2010
New Year's has never meant too terribly much to me, but this year has been a little different. I have never been glad to see a year end, but I am happy that 2009 is in the books. It was a really tough year. Not necessarily in the big things, but just in a lot of daily trials and struggles. It was a year where I felt like I was constantly trying to just keep my head above water in so many areas, and feeling like I was going under way more than I liked. I am happy to have survived the major changes, and am optimistic of what 2010 holds for me and my family:) Mostly I just hope I have learned something through the struggles, and that I can use those lessons in the future. One thing I am learning for sure is how to ask for help. I like to think I am a very self-sufficient person, and that is not always a good thing.

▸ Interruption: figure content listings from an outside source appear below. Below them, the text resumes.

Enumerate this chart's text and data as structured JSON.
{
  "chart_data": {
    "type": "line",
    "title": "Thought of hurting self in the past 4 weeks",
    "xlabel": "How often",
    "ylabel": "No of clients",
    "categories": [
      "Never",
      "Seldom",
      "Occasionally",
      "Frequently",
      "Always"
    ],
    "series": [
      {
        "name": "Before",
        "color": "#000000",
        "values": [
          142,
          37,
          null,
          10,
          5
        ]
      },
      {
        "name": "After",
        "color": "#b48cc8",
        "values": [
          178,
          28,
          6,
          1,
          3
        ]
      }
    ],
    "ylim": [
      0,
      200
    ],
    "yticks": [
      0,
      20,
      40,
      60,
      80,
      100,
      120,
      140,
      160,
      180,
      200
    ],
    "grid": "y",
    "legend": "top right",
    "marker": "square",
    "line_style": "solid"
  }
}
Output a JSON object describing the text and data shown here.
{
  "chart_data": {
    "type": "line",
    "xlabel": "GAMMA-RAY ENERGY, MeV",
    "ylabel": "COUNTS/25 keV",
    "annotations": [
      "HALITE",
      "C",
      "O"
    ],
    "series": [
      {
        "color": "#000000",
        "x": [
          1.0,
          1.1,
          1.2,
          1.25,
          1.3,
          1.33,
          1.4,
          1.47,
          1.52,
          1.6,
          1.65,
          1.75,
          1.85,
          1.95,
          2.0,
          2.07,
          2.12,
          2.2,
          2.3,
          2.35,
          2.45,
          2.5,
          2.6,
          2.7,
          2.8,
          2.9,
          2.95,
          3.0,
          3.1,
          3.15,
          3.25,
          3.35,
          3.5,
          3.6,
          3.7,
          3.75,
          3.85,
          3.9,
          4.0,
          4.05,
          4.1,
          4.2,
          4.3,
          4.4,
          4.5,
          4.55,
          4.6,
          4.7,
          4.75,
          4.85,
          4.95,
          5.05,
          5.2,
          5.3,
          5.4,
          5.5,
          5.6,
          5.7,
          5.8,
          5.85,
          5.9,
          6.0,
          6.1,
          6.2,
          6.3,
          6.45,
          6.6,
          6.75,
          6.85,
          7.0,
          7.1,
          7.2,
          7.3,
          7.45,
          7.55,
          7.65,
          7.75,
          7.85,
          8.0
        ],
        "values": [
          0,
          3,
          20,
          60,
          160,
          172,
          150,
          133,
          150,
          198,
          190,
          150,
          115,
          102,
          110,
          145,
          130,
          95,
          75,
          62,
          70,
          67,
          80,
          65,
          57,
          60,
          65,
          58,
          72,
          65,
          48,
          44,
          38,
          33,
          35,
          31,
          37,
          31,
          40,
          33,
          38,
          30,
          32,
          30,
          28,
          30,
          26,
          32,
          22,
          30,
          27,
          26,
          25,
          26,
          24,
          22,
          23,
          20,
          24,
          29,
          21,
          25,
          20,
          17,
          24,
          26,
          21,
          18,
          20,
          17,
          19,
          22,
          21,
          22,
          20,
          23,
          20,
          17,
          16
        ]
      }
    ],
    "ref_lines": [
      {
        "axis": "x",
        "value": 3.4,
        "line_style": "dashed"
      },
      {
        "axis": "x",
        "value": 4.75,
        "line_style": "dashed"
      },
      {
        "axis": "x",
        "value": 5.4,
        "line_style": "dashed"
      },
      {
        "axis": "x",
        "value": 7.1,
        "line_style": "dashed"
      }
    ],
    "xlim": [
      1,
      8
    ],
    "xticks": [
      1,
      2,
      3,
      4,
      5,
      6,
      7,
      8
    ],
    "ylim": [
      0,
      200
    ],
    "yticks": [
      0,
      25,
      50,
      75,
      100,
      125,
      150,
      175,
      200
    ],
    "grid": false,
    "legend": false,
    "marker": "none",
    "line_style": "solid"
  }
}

God has really worked on humbling me in that area this year by giving me at times way more than I thought I could bear. But His truth has held fast, and He has always provided me with help when I needed it the most. I just want to thank all of my family for being there for me this past year, and everything you have done to help our family out. The words of encouragement, listening ear, words of wisdom and advice, helping hands around our house and just holding my precious babies has all meant so much. I hate that we live so far away from everyone. I love every minute I get to spend with family on both sides. I am really hoping this year is much calmer, or at least that I handle the challenges with a little more grace than I did this past year. I can see so many areas that need refining in my life, and I hope that I am open to taking an honest look at myself and taking steps to make improvements. I could not have made it through a single day without Silas, my best friend and the most loving and forgiving person I know:) I am so thankful for the blessing of family, and when I look back on 2009, that is what I will remember the most. That God has blessed me with a wonderful family and support system to help face and overcome whatever challenges life has thrown my way. I love you all!!!
1 Comments:
We should get T-shirts that say "I Survived 2009!"
But seriously, I'm so proud of you and the way you've handled the challenges of work, motherhood, and moving. I so wish we were closer to share each others' burdens a little better. But, I guess the hard years make the easy ones seem that much more wonderful. Looking forward to (hoping for!) an easier year for your family and mine:) Love you.